Three ways of burying the dead prevail. The poor sink their dead in one of the mountain-streams; those of a better class hang the bodies upon a tree, where they are consumed by birds, and the bones are afterward thrown into the river; the rich cut the bodies up into small pieces, pound the bones and mix them with jamba, and then carry the remains to the mountains, where they are left for the birds. These are old customs, and have no connection with religion.

Buddhism was introduced in the seventh century, and soon became the national religion. The present line of Dalai Lamas is in succession to the reformer Tsong-Kaba, who flourished in the fourteenth century, and denounced the corruptions into which the religion had fallen. The branch of the church which it represents is called the yellow sect, in distinction from the red sect of followers of the old dynasty, which prevails in the principalities of the southern Himalaya range. A dynasty of lamas, the Teshu lamas, founded by another reformer in the fifteenth century, resides at Teshulumbo, near Shigatze, and is on the best of terms with the Dalai Lamas.
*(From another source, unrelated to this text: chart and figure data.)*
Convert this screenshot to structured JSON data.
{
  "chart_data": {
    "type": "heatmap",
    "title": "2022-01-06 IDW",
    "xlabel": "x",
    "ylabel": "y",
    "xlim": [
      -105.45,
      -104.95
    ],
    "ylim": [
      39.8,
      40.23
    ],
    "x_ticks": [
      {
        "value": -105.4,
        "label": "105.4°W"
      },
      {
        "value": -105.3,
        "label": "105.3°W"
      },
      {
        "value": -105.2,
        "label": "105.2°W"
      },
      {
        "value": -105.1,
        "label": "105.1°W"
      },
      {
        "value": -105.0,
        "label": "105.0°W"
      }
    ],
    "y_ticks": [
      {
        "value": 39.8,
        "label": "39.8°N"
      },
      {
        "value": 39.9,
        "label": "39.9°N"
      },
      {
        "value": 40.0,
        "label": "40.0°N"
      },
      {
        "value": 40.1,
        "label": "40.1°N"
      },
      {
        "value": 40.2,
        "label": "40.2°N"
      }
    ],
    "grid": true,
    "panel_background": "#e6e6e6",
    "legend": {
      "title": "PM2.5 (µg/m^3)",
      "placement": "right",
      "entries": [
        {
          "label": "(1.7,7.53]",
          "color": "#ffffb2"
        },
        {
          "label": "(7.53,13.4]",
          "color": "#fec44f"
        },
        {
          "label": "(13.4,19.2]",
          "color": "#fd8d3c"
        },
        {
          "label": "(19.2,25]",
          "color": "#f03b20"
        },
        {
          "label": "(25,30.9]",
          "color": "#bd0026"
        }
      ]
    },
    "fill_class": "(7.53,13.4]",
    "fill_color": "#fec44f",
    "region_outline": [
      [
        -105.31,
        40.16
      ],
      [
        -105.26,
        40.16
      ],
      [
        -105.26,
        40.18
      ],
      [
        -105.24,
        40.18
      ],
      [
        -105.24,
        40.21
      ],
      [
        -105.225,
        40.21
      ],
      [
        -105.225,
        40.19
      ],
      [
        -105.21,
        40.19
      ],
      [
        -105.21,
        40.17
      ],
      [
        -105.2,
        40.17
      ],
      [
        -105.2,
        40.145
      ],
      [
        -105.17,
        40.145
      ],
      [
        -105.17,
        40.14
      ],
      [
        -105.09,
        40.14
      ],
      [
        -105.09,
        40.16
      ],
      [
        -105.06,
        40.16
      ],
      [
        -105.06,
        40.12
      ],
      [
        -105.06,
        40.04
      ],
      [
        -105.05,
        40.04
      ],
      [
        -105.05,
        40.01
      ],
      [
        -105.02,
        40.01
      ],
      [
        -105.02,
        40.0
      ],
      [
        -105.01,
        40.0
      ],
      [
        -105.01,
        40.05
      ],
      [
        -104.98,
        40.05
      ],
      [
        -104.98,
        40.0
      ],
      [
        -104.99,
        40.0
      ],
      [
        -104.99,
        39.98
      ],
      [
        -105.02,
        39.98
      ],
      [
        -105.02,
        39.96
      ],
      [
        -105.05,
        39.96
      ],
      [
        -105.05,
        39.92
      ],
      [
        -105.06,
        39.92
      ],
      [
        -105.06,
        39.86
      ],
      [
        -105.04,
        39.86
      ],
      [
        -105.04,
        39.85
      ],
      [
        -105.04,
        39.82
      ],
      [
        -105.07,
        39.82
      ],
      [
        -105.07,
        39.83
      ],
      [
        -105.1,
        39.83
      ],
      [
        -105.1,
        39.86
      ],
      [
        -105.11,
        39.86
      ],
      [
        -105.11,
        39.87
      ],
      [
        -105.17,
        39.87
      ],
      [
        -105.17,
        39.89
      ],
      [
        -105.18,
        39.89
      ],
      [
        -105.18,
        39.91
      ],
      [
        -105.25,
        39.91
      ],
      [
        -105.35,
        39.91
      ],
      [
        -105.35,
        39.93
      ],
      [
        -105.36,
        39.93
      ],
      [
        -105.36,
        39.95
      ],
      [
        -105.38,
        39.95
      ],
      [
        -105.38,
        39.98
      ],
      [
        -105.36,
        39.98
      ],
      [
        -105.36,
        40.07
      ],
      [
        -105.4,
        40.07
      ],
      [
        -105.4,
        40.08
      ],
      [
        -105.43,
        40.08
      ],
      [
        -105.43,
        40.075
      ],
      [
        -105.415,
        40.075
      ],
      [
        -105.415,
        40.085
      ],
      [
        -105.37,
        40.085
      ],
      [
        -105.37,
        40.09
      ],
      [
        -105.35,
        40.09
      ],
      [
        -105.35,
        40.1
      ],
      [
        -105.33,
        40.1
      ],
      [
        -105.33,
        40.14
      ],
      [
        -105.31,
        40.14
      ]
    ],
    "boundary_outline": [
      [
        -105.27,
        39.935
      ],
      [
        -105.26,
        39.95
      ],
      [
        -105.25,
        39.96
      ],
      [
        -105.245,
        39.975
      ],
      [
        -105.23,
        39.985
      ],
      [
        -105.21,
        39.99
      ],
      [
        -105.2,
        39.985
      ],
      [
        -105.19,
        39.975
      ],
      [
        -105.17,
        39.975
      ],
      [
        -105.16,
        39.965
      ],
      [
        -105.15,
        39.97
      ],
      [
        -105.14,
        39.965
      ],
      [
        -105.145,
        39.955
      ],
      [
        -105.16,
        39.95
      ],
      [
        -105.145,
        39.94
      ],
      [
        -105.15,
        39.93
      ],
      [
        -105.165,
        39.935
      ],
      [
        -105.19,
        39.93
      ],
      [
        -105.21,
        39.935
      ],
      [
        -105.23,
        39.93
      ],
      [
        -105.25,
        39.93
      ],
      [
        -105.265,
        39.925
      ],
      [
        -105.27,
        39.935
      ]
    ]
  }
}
The lamas are believed only to change form when they die, their identity passing to some child. So, on the demise of the Dalai Lama, the new lama is sought out in ways that are known to the priests, and is always found in some obscure family, thus leaving people of any influence always free from governmental care and influence. He is carefully brought up, so as to be always as a child, and under the entire control of the priests, who receive their reward in the power they exercise, and in the rich gifts that are brought by the pilgrims who come from all Buddhist countries to seek the Dalai Lama's blessing. Besides the two orthodox chiefs, there exist in Thibet and Mongolia one hundred and three Kutuktus, or heads of cloisters, to whom an immortality similar to that of the Grand Lamas is ascribed.

The priests, by virtue of their ownership of all the land in the country, exercise a despotic power over the people, who can hold only as their tenants, and keep them under complete spiritual control. They are thus enabled to keep the country isolated, and to defy the Chinese Government, while they are willing and even anxious to enjoy its protection.